Il mercato dei carburanti continua a registrare variazioni significative, con il gasolio che tocca nuovi massimi storici. Mentre il prezzo del petrolio Brent si avvicina ai 110 dollari al barile, anche i costi alla pompa riflettono questa tendenza. Vediamo nel dettaglio come si stanno muovendo i prezzi e quali sono le implicazioni per i consumatori.
Nuovi record per il gasolio
Il 16 settembre 2026, il prezzo del gasolio alla pompa ha raggiunto un nuovo record storico, superando i 2.246 euro per mille litri. Questo valore è quasi due centesimi sopra il precedente massimo di 2.229 euro registrato il 17 marzo 2022. Senza il taglio dell’accisa, che scade domani ma che sembra destinato a essere prorogato per la sedicesima volta, il prezzo medio nazionale sarebbe di 2.416 euro al litro.
Confronto con la benzina
La benzina, invece, rimane ancora oltre otto centesimi sotto il massimo storico del 17 marzo 2022, quando era a 2.219 euro. Questa mattina, il prezzo medio dei carburanti in modalità self service lungo la rete stradale nazionale è stato di 2.133 €/l per la benzina, 2.246 €/l per il gasolio, 0.748 €/l per il Gpl e 1.855 €/kg per il metano.
Sulla rete autostradale, i prezzi medi self sono stati di 2.222 €/l per la benzina, 2.326 €/l per il gasolio, 0.883 €/l per il Gpl e 1.776 €/kg per il metano.
Variazioni dei prezzi e differenze tra compagnie
Secondo le rilevazioni di Staffetta Quotidiana, Eni ha aumentato di un centesimo al litro i prezzi consigliati di benzina e diesel. Q8 ha registrato un rialzo di un centesimo sulla benzina e due sul gasolio, mentre Tamoil ha aumentato i prezzi di due centesimi sia sulla benzina che sul diesel.

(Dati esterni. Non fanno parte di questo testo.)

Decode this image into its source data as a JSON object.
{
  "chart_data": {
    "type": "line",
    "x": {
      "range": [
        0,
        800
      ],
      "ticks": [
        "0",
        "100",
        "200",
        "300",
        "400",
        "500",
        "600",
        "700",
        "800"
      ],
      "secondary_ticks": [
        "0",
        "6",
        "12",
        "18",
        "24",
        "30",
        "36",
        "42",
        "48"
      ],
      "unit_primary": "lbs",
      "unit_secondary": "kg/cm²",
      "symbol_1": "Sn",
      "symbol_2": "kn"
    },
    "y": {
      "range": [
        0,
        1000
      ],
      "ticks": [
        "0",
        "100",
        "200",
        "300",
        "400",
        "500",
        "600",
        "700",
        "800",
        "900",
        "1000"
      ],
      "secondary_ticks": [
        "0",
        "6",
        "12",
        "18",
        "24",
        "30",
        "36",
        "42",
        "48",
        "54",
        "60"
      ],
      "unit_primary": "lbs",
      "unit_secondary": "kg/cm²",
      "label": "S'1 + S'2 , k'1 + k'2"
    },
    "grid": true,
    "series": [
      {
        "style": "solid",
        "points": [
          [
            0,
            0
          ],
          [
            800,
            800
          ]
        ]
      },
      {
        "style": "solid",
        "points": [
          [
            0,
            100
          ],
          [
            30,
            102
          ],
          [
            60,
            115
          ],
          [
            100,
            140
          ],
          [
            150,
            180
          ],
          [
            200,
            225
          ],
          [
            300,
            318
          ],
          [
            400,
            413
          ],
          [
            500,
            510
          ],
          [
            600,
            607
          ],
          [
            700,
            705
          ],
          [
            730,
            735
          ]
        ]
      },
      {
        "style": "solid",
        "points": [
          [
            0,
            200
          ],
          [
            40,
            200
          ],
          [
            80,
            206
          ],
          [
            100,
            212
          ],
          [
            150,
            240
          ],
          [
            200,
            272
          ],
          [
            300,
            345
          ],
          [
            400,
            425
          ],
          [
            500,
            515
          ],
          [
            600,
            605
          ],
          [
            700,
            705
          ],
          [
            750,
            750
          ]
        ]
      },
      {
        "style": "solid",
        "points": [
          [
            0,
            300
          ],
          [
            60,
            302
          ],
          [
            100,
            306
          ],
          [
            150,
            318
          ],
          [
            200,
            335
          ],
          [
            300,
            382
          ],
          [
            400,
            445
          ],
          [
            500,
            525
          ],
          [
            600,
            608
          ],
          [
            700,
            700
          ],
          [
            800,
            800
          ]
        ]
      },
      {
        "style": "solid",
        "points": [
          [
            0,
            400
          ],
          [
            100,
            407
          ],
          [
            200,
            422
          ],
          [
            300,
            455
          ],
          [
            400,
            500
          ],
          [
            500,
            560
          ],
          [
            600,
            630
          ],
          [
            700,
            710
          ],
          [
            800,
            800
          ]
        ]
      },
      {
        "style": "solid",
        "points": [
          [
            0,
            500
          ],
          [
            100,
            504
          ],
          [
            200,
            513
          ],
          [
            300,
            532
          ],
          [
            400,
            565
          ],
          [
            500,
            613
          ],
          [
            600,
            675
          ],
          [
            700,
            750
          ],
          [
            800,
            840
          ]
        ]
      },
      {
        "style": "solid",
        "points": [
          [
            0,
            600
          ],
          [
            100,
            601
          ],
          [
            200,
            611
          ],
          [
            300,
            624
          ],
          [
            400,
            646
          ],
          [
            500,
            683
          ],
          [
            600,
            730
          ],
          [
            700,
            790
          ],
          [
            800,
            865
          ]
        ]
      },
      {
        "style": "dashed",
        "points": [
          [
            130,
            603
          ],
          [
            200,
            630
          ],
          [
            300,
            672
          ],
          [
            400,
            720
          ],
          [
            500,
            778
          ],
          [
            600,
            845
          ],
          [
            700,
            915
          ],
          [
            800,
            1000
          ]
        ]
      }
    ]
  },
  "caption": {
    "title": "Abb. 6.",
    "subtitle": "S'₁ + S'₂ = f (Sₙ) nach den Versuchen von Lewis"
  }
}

Venendo ai prezzi dettagliati, la benzina self si attesta in media a 2.122 €/litro, con un aumento di 1,4 millesimi rispetto al 14 settembre. Il servito è a 2.243 €/litro, con un aumento di 1,0 millesimi. Il gasolio sale a 2.234 €/litro in self e 2.362 €/litro in servito, con un aumento di 1,5 millesimi per entrambe le modalità.
Differenze tra compagnie e pompe bianche
Per quanto riguarda le differenze tra compagnie e pompe bianche, la benzina self è praticata a 2.125 €/litro dalle compagnie contro 2.111 €/litro delle pompe bianche. Per il gasolio self, le compagnie praticano 2.237 €/litro contro 2.218 €/litro delle pompe bianche. Il differenziale resta contenuto, nell’ordine di 1-2 centesimi su entrambi i carburanti principali. Il campione della rilevazione conta 24.004 punti vendita attivi.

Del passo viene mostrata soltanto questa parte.